Pricing and Availability

Commvault Cloud for Azure will be generally available on September 1, 2026, with a public preview starting July 14, 2026. Pricing is consumption-based and appears on the Azure invoice: customers pay per protected identity per month and per terabyte of backup storage consumed. Microsoft and Commvault have announced a three-year strategic go-to-market agreement, with joint sales incentives for Azure partners and Enterprise Agreement (EA) customers.

The service will be available in all Azure commercial regions, with Azure Government and Azure China announced for Q4 2026. Existing Commvault customers with on-premises licenses can migrate to the Azure-native service at a discounted transition rate for the first year.

Strategic Implications for the Windows Ecosystem

This partnership signals a deeper shift in Microsoft’s cloud strategy. By embedding a top-tier ISV’s cyber resilience platform as a native Azure service, Microsoft acknowledges that recovery from identity compromise is too complex and critical to be left to fragmented third-party solutions. It also gives Azure a competitive edge against AWS and Google Cloud, which currently lack a similarly integrated identity-centric backup offering.

For Windows-centric organizations, the move accelerates the long-promised convergence of endpoint management, identity, and data protection under a single pane of glass. A Windows 11 device provisioned via Windows Autopilot, protected by Microsoft Defender, and now backed up by Commvault through Azure becomes part of a continuous resilience lifecycle — from enrollment to recovery.

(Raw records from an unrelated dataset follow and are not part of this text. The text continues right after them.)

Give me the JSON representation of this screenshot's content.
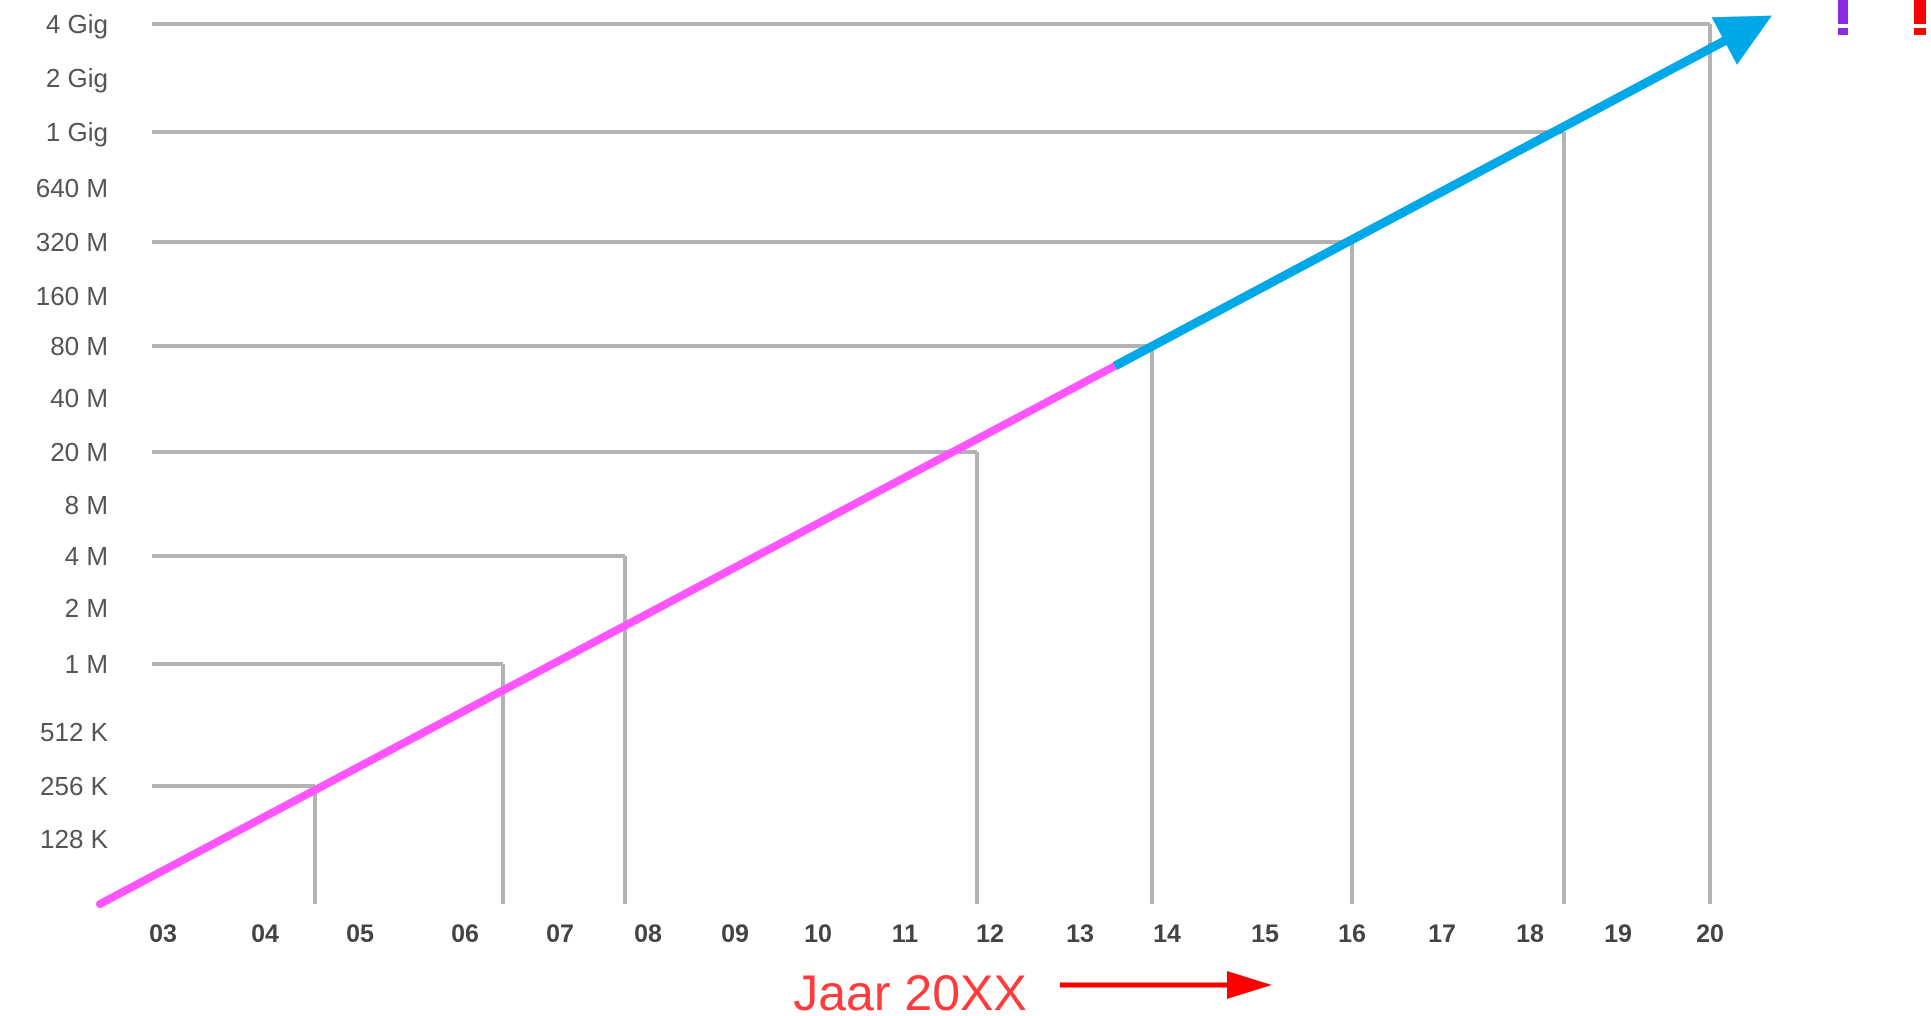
{
  "chart_data": {
    "type": "line",
    "title": "",
    "xlabel": "Jaar 20XX",
    "ylabel": "",
    "y_scale": "log2",
    "x_ticks": [
      "03",
      "04",
      "05",
      "06",
      "07",
      "08",
      "09",
      "10",
      "11",
      "12",
      "13",
      "14",
      "15",
      "16",
      "17",
      "18",
      "19",
      "20"
    ],
    "y_ticks": [
      "4 Gig",
      "2 Gig",
      "1 Gig",
      "640 M",
      "320 M",
      "160 M",
      "80 M",
      "40 M",
      "20 M",
      "8 M",
      "4 M",
      "2 M",
      "1 M",
      "512 K",
      "256 K",
      "128 K"
    ],
    "series": [
      {
        "color": "#ff55ff",
        "x_start": "03",
        "x_end": "13.5",
        "y_start": "",
        "y_end": "40 M"
      },
      {
        "color": "#00a8e8",
        "x_start": "13.5",
        "x_end": "20",
        "y_start": "40 M",
        "y_end": "4 Gig",
        "arrowhead": true
      }
    ],
    "reference_points": [
      {
        "x": "04",
        "y": "256 K"
      },
      {
        "x": "06",
        "y": "1 M"
      },
      {
        "x": "09",
        "y": "4 M"
      },
      {
        "x": "12",
        "y": "20 M"
      },
      {
        "x": "14",
        "y": "80 M"
      },
      {
        "x": "16",
        "y": "320 M"
      },
      {
        "x": "18",
        "y": "1 Gig"
      },
      {
        "x": "20",
        "y": "4 Gig"
      }
    ],
    "grid": false,
    "legend": "none",
    "colors": {
      "gridlines": "#b3b3b3",
      "axis_title": "#ff3b3b",
      "arrow": "#ff0000",
      "mark_purple": "#8a2be2",
      "mark_red": "#ff0000"
    }
  }
}
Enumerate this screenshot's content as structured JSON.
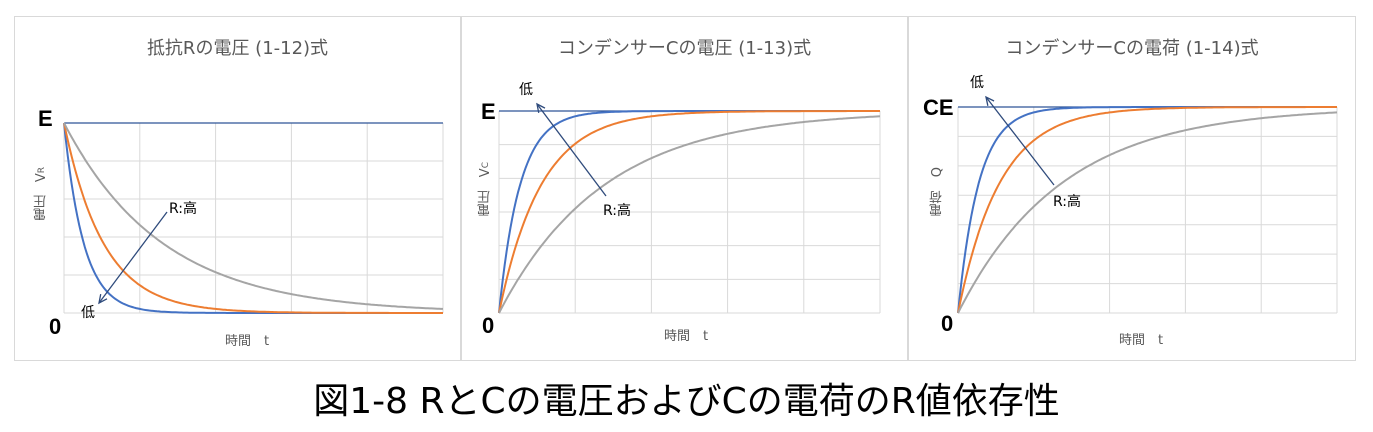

The tight Intune integration also means that security policies can require Commvault backups to be current before granting access to sensitive applications, adding a zero-trust layer that is difficult to achieve with standalone backup tools.

Community and Industry Reaction

Early reactions from enterprise IT forums have been a mix of enthusiasm and measured scrutiny. Windows administrators have praised the deep Entra ID integration, noting that recovering group memberships and conditional access policies has long been a manual, error-prone process. “Finally, someone understands that modern disasters aren’t just about files — they break the trust fabric of the entire directory,” one IT architect commented on a Windows-focused discussion board. Others have raised questions about the learning curve, as the service introduces new AI-driven workflows that require rethinking conventional recovery runbooks.

Security analysts highlight the potential for Commvault’s AI to reduce mean time to recovery (MTTR) but caution that automated identity rollbacks could introduce their own risks if threat detection logic generates false positives. Microsoft and Commvault have addressed this by including a “simulation mode” that lets customers run AI-driven recovery plans in a sandbox before enabling automated actions.

Looking Ahead: The Future of Cyber Resilience on Windows

As cyber threats continue to target identities as the new perimeter, the Commvault-Microsoft alliance sets a precedent for what an integrated resilience platform looks like. The next twelve months will likely see deeper integrations: roadmap briefings suggest a future capability where Commvault can snapshot and recover Microsoft Entra External ID settings for B2B collaboration, ensuring that partner access is rapidly reconstituted after an incident. Another planned feature, “Adaptive Policy Preservation,” will use AI to recommend the most secure state of a conditional access policy based on historical patterns, preventing administrators from inadvertently restoring a weakened configuration.

For Windows enthusiasts and IT professionals, the key takeaway is straightforward: cyber resilience is no longer just about backing up data. It’s about preserving the complete operational context — identity, access, and device state — so that the business can resume not just running, but running securely. With Commvault Cloud for Azure, that capability becomes a native button-click away.